Turning Point in the War?

            The war of 1812 is most commonly looked at from the British, American, Native American view. However, the Canadians were a big part of the war also. In reality, it was on their land that a good portion of the war was fought, and although  it was regarded as an infinitesimally small war on the American part, it was as important to the Canadians as the Revolution was to the Americans.  Come the end of the war, the Canadians believed that the Americans had lost. The land was able to remain in Canadian power, and the Native Americans had not been granted access. The opposite side, the Americans claim that since they won at the end battle, the Battle of New Orleans, they had won the war. By winning that battle, South expansion was made possible. (4)

        In reality, there was no territorial gain on either side, nor for the Natives. The issue of Indian settlement was pushed aside, and the end of the war came and went without any real discussion. The American motive of gaining Canada to gain Southern states and southern votes was not achieved. The British motive of gaining a standing of world power was also not achieved. (5)

 

            Although the war was not drastically successful for any of the countries fighting in it, there were some positive outcomes. Industrial advances such as the Lowell system were introduced. This was a textile advancement which allowed for the entire production of cloth under one roof.

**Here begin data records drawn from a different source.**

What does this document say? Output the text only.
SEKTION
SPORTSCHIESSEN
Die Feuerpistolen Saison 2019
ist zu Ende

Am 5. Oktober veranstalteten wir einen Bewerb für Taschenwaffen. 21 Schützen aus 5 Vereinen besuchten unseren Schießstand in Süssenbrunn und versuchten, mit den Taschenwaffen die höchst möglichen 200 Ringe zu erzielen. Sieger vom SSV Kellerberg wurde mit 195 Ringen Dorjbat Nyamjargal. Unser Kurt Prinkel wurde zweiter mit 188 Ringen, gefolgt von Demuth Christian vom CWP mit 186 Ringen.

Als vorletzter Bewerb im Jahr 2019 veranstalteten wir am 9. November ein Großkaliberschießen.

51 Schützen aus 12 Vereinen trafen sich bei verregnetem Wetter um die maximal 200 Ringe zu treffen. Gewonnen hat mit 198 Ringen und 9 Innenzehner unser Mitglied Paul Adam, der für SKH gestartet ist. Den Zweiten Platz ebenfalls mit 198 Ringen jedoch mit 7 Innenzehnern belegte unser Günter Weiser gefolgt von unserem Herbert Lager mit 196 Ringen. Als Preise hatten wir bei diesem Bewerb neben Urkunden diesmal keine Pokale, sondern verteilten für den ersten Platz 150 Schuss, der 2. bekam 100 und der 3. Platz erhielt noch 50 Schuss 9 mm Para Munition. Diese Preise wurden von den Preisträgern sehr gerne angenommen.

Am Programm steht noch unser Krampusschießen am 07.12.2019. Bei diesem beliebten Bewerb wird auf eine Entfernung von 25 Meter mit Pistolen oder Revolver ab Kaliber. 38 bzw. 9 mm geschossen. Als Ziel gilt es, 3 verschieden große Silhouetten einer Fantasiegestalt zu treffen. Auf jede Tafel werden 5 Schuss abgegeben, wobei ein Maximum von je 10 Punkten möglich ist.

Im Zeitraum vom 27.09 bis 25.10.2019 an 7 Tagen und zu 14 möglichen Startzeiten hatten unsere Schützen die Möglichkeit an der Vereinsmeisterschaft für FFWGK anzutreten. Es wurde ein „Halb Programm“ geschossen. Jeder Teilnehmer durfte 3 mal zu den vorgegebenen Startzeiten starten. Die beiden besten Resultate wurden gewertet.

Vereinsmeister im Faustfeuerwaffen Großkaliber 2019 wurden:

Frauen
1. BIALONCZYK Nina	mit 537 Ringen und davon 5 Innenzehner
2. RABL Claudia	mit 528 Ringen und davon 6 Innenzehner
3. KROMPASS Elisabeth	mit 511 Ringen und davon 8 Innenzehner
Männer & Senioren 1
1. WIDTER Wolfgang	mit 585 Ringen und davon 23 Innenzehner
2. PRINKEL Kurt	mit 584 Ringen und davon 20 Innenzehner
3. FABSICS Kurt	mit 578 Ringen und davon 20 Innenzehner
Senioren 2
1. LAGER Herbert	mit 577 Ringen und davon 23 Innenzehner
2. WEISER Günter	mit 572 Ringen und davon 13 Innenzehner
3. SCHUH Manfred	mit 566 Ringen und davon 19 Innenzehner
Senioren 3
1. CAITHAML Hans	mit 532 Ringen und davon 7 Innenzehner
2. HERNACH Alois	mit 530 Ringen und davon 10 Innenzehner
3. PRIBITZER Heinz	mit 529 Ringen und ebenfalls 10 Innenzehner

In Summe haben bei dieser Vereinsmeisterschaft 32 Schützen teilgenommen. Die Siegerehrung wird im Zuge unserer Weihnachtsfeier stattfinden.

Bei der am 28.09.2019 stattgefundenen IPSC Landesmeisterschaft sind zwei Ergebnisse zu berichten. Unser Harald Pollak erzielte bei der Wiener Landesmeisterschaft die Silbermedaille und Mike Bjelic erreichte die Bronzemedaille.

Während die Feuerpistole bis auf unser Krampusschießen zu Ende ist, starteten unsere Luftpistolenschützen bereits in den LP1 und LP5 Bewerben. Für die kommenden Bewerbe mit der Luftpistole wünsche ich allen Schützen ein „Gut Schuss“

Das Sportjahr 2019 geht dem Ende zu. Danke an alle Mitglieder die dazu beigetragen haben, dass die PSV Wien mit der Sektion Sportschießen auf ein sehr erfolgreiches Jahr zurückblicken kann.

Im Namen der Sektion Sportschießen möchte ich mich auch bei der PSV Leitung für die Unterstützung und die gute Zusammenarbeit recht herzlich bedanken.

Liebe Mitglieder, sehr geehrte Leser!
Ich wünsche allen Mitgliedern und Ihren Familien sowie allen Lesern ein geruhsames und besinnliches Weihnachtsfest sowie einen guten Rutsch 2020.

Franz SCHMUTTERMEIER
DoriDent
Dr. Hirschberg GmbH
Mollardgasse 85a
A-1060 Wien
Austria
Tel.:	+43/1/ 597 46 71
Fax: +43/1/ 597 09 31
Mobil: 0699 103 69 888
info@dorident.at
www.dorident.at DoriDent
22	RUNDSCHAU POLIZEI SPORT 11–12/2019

They soon became the leading textile industry in the country. (6)

                                                                                                                                                                                                                                                                                       Eli Whitney was also  successful after the war. He invented a cotton gin that allowed for mass production of cotton. Before this invention, picking cotton required many many hours and much labor. With this invention, the cotton industry was revolutionized. (7)

 

                                               photo of model of Eli Whitney cotton gin

            Although not one of the major wars in American history, it provided on major thing for the country. It gave the United Stated a name among the other countries in the world. It proved that they were not just a small group of people that miracle won their independence, only to run back home to “mom” once they could not deal on their own. This was the first real war as a country, and they fought it as one.